One of the inscriptions on the walls of Amsterdam’s Moco Museum’s retrospective exhibition of New York-based artist Daniel Arsham, “Connecting Time”, reads “Make things/ you need / to see / exist in the world”. It could be a rallying cry for artists the world over but more than anything it’s an apt encapsulation of the artist’s modus operandi. Encompassing several disciplines, from architecture and design, to fashion and sculpture, Arsham’s interdisciplinary work astounds viewers with its veiled ambiguity and subversive familiarity. The expansive exhibition at the Moco Museum, created in collaboration with Galerie Perrotin and Galerie Ron Mandos, and which will run until the end of September 2019, spans Arsham’s entire career immersing visitors into alternative realities and distorted dimensions where, true to the aforementioned motto, past, present and future co-exist at the artist’s will.
A central concept in Arsham’s work is 'fictional archaeology' whereby everyday objects of contemporary life and pop culture, from laptops and cereal boxes to teddy bears and Disney characters, are imagined by the artists “as if they’ve been uncovered on some future archaeological site”. Inspired by a visit to Easter Island, whose monuments are still a mystery to archeologists, Arsham uses geological substances such as volcanic ash, rose quartz, obsidian, and glacial rock, to create a series of artificial relics that he continuously expands. Faced with such intriguing artifacts such as the Miami Heat Jacket and Eroded Pluto Dog, visitors are encouraged to evaluate them in terms of both their present and future values, as well as consider their potential obsolescence which seems to be accelerated by technological advancements and rampant consumerism.

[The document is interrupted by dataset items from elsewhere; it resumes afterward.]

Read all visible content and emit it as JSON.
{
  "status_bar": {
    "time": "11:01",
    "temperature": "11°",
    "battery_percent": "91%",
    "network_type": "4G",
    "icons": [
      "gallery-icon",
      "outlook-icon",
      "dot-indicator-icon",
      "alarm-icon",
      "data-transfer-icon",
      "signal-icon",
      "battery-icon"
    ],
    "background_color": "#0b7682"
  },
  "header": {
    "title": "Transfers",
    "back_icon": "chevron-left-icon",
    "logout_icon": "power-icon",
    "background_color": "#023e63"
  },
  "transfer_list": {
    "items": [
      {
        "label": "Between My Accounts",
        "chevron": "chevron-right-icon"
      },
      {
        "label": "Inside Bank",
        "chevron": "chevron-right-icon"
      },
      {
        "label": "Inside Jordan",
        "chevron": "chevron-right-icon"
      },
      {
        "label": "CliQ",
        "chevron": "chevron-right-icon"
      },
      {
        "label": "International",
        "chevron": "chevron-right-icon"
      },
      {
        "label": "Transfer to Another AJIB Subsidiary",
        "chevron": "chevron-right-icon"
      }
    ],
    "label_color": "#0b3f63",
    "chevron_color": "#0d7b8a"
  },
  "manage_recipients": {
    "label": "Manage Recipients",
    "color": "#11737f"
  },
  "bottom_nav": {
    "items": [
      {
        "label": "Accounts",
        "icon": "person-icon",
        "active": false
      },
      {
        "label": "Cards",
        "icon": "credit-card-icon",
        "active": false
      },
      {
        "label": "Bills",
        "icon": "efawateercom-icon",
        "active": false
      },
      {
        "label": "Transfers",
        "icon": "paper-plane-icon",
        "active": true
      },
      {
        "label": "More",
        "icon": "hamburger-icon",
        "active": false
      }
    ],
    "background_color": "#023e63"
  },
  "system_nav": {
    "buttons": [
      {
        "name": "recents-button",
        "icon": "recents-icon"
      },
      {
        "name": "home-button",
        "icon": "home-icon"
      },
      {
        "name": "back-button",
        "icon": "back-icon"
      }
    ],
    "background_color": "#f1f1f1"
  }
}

Using similar techniques, Arsham has corroded a white wall and “exposed” an underlying mineral core. Titled Eroded Wallpaper, the installation references the inherent vulnerability of architecture against the passage of time and the power of nature, a recurring theme that the artist has been exploring in his work after witnessing the destructive power of a hurricane in his childhood. It is also indicative of how closely intertwined his artistic practice is with the discipline of architecture. In fact, Arsham not only started out as a stage designer, but he also runs his own architectural firm Snarkitecture which has collaborated with renowned artists, musicians, designers and brands.
Arsham’s architectural sensibility is also apparent in his Elastic Wall series that playfully test our perception of physical space. On display from the series is his iconic piece Hidden Figure, which as the title suggests uncannily features a figure trapped inside the wall inspired by the technique of draping used in ancient Greek sculptures, as well as other mind-bending pieces made out of fiberglass, like Corner Knot and Falling Clock that literally distort the architecture of the gallery rooms.
Calcified Room, an off-kilter installation that Arsham created especially for the exhibition, presents a post-apocalyptic scene where an ordinary home has been calcified. Every item in the ghostly living room, from the mid-century furniture and the light fittings to the potted plants, books and clothes, has been turned into a fossil, as if the space has undergone an extremely long process of decay, or perhaps has experienced a sudden, violent occurrence like the eruption of Mount Vesuvius whose ashes perfectly preserved the city of Pompei.
As perplexing is Amethyst Ball Cavern, an installation that immerses visitors in an utterly confounding space that is nevertheless imbued with some familiarity. Hundreds of decayed, purple tennis and volley balls are densely piled to form an absurd, whimsical cavern. As visitors walk through this dream-like catacomb, softly lit by three illuminated basketballs coated in amethyst that Arsham calls ‘future relics’, their sense of time and place is confounded—this could be a dystopic future or a surreal nightmare. The sense of dislocation becomes all the more jarring when visitors catch glimpses of their own reflection, courtesy of a discrete mirror amid the purple phantasmagoria.
Like the rest of the works in this immersive exhibition, Amethyst Ball Cavern evocatively encapsulates the underlying intent of Arsham’s work which in his own words aims to transport visitors “to a future from which they can look at the objects from their own experience, their own lives, with the perspective of time”.